After listening carefully to me he seemed to get the idea, even though his Eastern European accent showed that English was not his first language. Instead of just showing me where the metal slats and rods were, he stayed with me to muse about what might work. I hadn’t thought about the metal spike rusting. He showed me aluminium options. Before I could ask the price, he took out his digital price reader so that I’d have an idea of the various costs. It was helpful. I bought nothing.
I thanked him and bustled away.

Thinking back, I was impressed by the amount of time he had taken serving me. Then I remembered that the store had been very quiet. The picture came to mind of him standing idly in the aisle when I first arrived. I bet he was bored witless. I think he was glad that a customer had come along, one who wasn’t sure exactly what she needed.
It was a simple interchange that likely pleased both of us. I just wish I hadn’t been quite so self-focussed and hurried away with only a quick thankyou. He might have appreciated a bit more friendly chat, especially as an immigrant. I’m always so worried about taking people’s time with small talk; I have a horror of becoming one of those irritating talkers who won’t go away.

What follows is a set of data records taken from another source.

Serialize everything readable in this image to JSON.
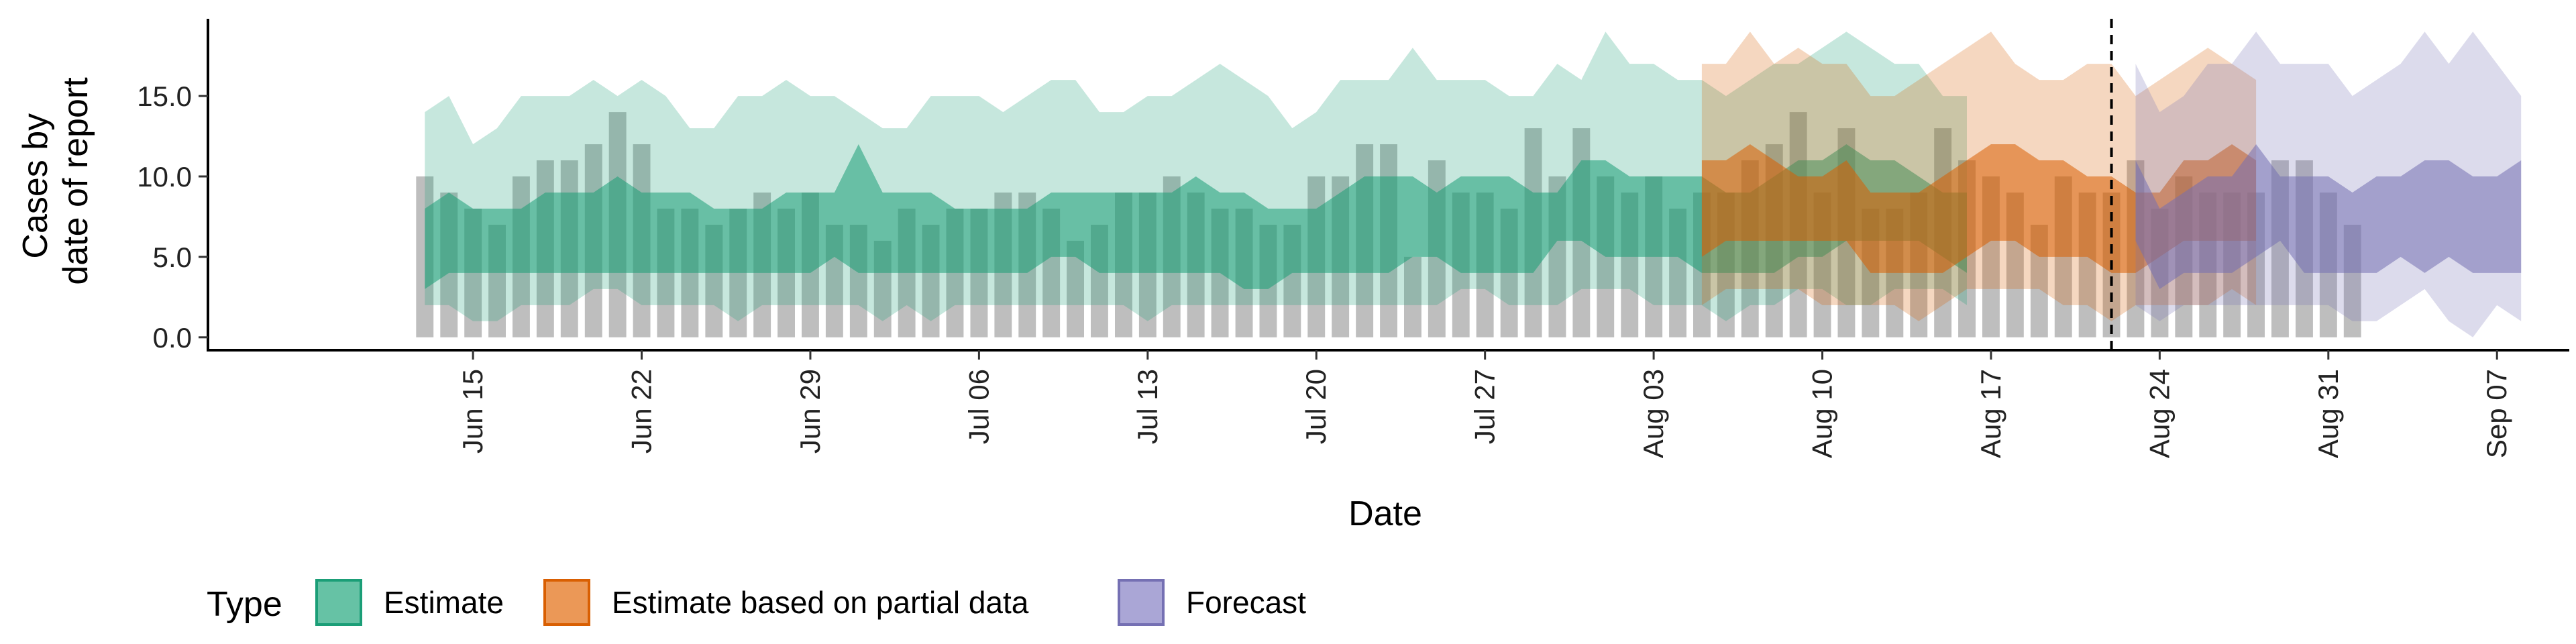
{
  "chart_data": {
    "type": "area",
    "xlabel": "Date",
    "ylabel_lines": [
      "Cases by",
      "date of report"
    ],
    "ylim": [
      -0.8,
      19.8
    ],
    "y_ticks": [
      {
        "value": 0,
        "label": "0.0"
      },
      {
        "value": 5,
        "label": "5.0"
      },
      {
        "value": 10,
        "label": "10.0"
      },
      {
        "value": 15,
        "label": "15.0"
      }
    ],
    "x_range": [
      "2020-06-04",
      "2020-09-10"
    ],
    "x_ticks": [
      {
        "date": "2020-06-15",
        "label": "Jun 15"
      },
      {
        "date": "2020-06-22",
        "label": "Jun 22"
      },
      {
        "date": "2020-06-29",
        "label": "Jun 29"
      },
      {
        "date": "2020-07-06",
        "label": "Jul 06"
      },
      {
        "date": "2020-07-13",
        "label": "Jul 13"
      },
      {
        "date": "2020-07-20",
        "label": "Jul 20"
      },
      {
        "date": "2020-07-27",
        "label": "Jul 27"
      },
      {
        "date": "2020-08-03",
        "label": "Aug 03"
      },
      {
        "date": "2020-08-10",
        "label": "Aug 10"
      },
      {
        "date": "2020-08-17",
        "label": "Aug 17"
      },
      {
        "date": "2020-08-24",
        "label": "Aug 24"
      },
      {
        "date": "2020-08-31",
        "label": "Aug 31"
      },
      {
        "date": "2020-09-07",
        "label": "Sep 07"
      }
    ],
    "vline_date": "2020-08-22",
    "bars": {
      "start_date": "2020-06-13",
      "color": "#b3b3b3",
      "values": [
        10,
        9,
        8,
        7,
        10,
        11,
        11,
        12,
        14,
        12,
        8,
        8,
        7,
        8,
        9,
        8,
        9,
        7,
        7,
        6,
        8,
        7,
        8,
        8,
        9,
        9,
        8,
        6,
        7,
        9,
        9,
        10,
        9,
        8,
        8,
        7,
        7,
        10,
        10,
        12,
        12,
        5,
        11,
        9,
        9,
        8,
        13,
        10,
        13,
        10,
        9,
        10,
        8,
        9,
        9,
        11,
        12,
        14,
        9,
        13,
        8,
        8,
        9,
        13,
        11,
        10,
        9,
        7,
        10,
        9,
        9,
        11,
        8,
        10,
        9,
        9,
        9,
        11,
        11,
        9,
        7
      ]
    },
    "legend": {
      "title": "Type",
      "entries": [
        {
          "label": "Estimate",
          "fill": "#66c2a5",
          "stroke": "#1b9e77"
        },
        {
          "label": "Estimate based on partial data",
          "fill": "#eb9857",
          "stroke": "#d95f02"
        },
        {
          "label": "Forecast",
          "fill": "#aaa6d6",
          "stroke": "#7570b3"
        }
      ]
    },
    "series": [
      {
        "name": "Estimate",
        "start_date": "2020-06-13",
        "color": "#1b9e77",
        "outer_low": [
          2,
          2,
          1,
          1,
          2,
          2,
          2,
          3,
          3,
          2,
          2,
          2,
          2,
          1,
          2,
          2,
          2,
          2,
          2,
          1,
          2,
          1,
          2,
          2,
          2,
          2,
          2,
          2,
          2,
          2,
          1,
          2,
          2,
          2,
          2,
          2,
          2,
          2,
          2,
          2,
          2,
          2,
          2,
          3,
          3,
          2,
          2,
          2,
          3,
          3,
          3,
          2,
          2,
          2,
          1,
          2,
          2,
          3,
          3,
          2,
          2,
          3,
          3,
          3,
          2
        ],
        "inner_low": [
          3,
          4,
          4,
          4,
          4,
          4,
          4,
          4,
          4,
          4,
          4,
          4,
          4,
          4,
          4,
          4,
          4,
          5,
          4,
          4,
          4,
          4,
          4,
          4,
          4,
          4,
          5,
          5,
          4,
          4,
          4,
          4,
          4,
          4,
          3,
          3,
          4,
          4,
          4,
          4,
          4,
          5,
          5,
          4,
          4,
          4,
          4,
          6,
          6,
          5,
          5,
          5,
          5,
          4,
          4,
          4,
          4,
          5,
          5,
          6,
          6,
          6,
          6,
          5,
          4
        ],
        "inner_high": [
          8,
          9,
          8,
          8,
          8,
          9,
          9,
          9,
          10,
          9,
          9,
          9,
          8,
          8,
          8,
          9,
          9,
          9,
          12,
          9,
          9,
          9,
          8,
          8,
          8,
          8,
          9,
          9,
          9,
          9,
          9,
          9,
          10,
          9,
          9,
          8,
          8,
          8,
          9,
          10,
          10,
          10,
          9,
          10,
          10,
          10,
          9,
          9,
          11,
          11,
          10,
          10,
          10,
          10,
          9,
          9,
          10,
          11,
          11,
          12,
          11,
          11,
          10,
          9,
          9
        ],
        "outer_high": [
          14,
          15,
          12,
          13,
          15,
          15,
          15,
          16,
          15,
          16,
          15,
          13,
          13,
          15,
          15,
          16,
          15,
          15,
          14,
          13,
          13,
          15,
          15,
          15,
          14,
          15,
          16,
          16,
          14,
          14,
          15,
          15,
          16,
          17,
          16,
          15,
          13,
          14,
          16,
          16,
          16,
          18,
          16,
          16,
          16,
          15,
          15,
          17,
          16,
          19,
          17,
          17,
          16,
          16,
          15,
          16,
          17,
          17,
          18,
          19,
          18,
          17,
          17,
          15,
          15
        ]
      },
      {
        "name": "Estimate based on partial data",
        "start_date": "2020-08-05",
        "color": "#d95f02",
        "outer_low": [
          2,
          3,
          3,
          3,
          3,
          2,
          2,
          2,
          2,
          1,
          2,
          3,
          3,
          3,
          3,
          2,
          2,
          1,
          2,
          2,
          2,
          2,
          3,
          2
        ],
        "inner_low": [
          5,
          6,
          6,
          6,
          6,
          6,
          6,
          4,
          4,
          4,
          4,
          5,
          6,
          6,
          5,
          5,
          5,
          4,
          4,
          5,
          6,
          6,
          6,
          6
        ],
        "inner_high": [
          11,
          11,
          12,
          11,
          10,
          10,
          11,
          9,
          9,
          9,
          10,
          11,
          12,
          12,
          11,
          11,
          10,
          10,
          9,
          9,
          11,
          11,
          12,
          11
        ],
        "outer_high": [
          17,
          17,
          19,
          17,
          18,
          17,
          17,
          15,
          15,
          16,
          17,
          18,
          19,
          17,
          16,
          16,
          17,
          17,
          15,
          16,
          17,
          18,
          17,
          16
        ]
      },
      {
        "name": "Forecast",
        "start_date": "2020-08-23",
        "color": "#7570b3",
        "outer_low": [
          2,
          1,
          2,
          2,
          2,
          2,
          2,
          2,
          2,
          1,
          1,
          2,
          3,
          1,
          0,
          2,
          1
        ],
        "inner_low": [
          6,
          3,
          4,
          4,
          4,
          5,
          6,
          4,
          4,
          4,
          4,
          5,
          4,
          5,
          4,
          4,
          4
        ],
        "inner_high": [
          11,
          8,
          9,
          10,
          10,
          12,
          10,
          10,
          10,
          9,
          10,
          10,
          11,
          11,
          10,
          10,
          11
        ],
        "outer_high": [
          17,
          14,
          15,
          17,
          17,
          19,
          17,
          17,
          17,
          15,
          16,
          17,
          19,
          17,
          19,
          17,
          15
        ]
      }
    ]
  }
}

“Spirit ,please slow me down and help me not to assume what others are thinking.”

Turning a corner as I drove home I caught a passing glimpse of love. A middle-aged Asian couple were bent over a white woman in a wheel chair. The man faced the disabled woman and leaned forward to hold the front arm-rests of her chair. The woman was standing behind holding onto the chair’s handles. The very elderly woman sitting in the chair had her pale face turned toward the sky, whether by choice or painful necessity. The wisps of white hair still clinging to her balding head lifted in the breeze.  Her eyes were closed, her mouth agape. She looked to be at a dreadful stage of life, the one I’ve seen so often in senior’s homes, where once robust adults sit hunched in a lobby, many of them mutely at the mercy of someone else’s decision to wheel them back to bed.
During the instant this trio was in my view, I noticed that the woman behind the chair was bent low enough to speak into the white woman’s ear. I smiled, seeing that the caretaker respected the older woman enough to still talk to her, even though she appeared to be mentally absent.
Was the caretaker hissing, “Oh, stop your noise. We’re almost there.”?
I don’t think so.
I think she was whispering, “You’re okay. We’ve got you.”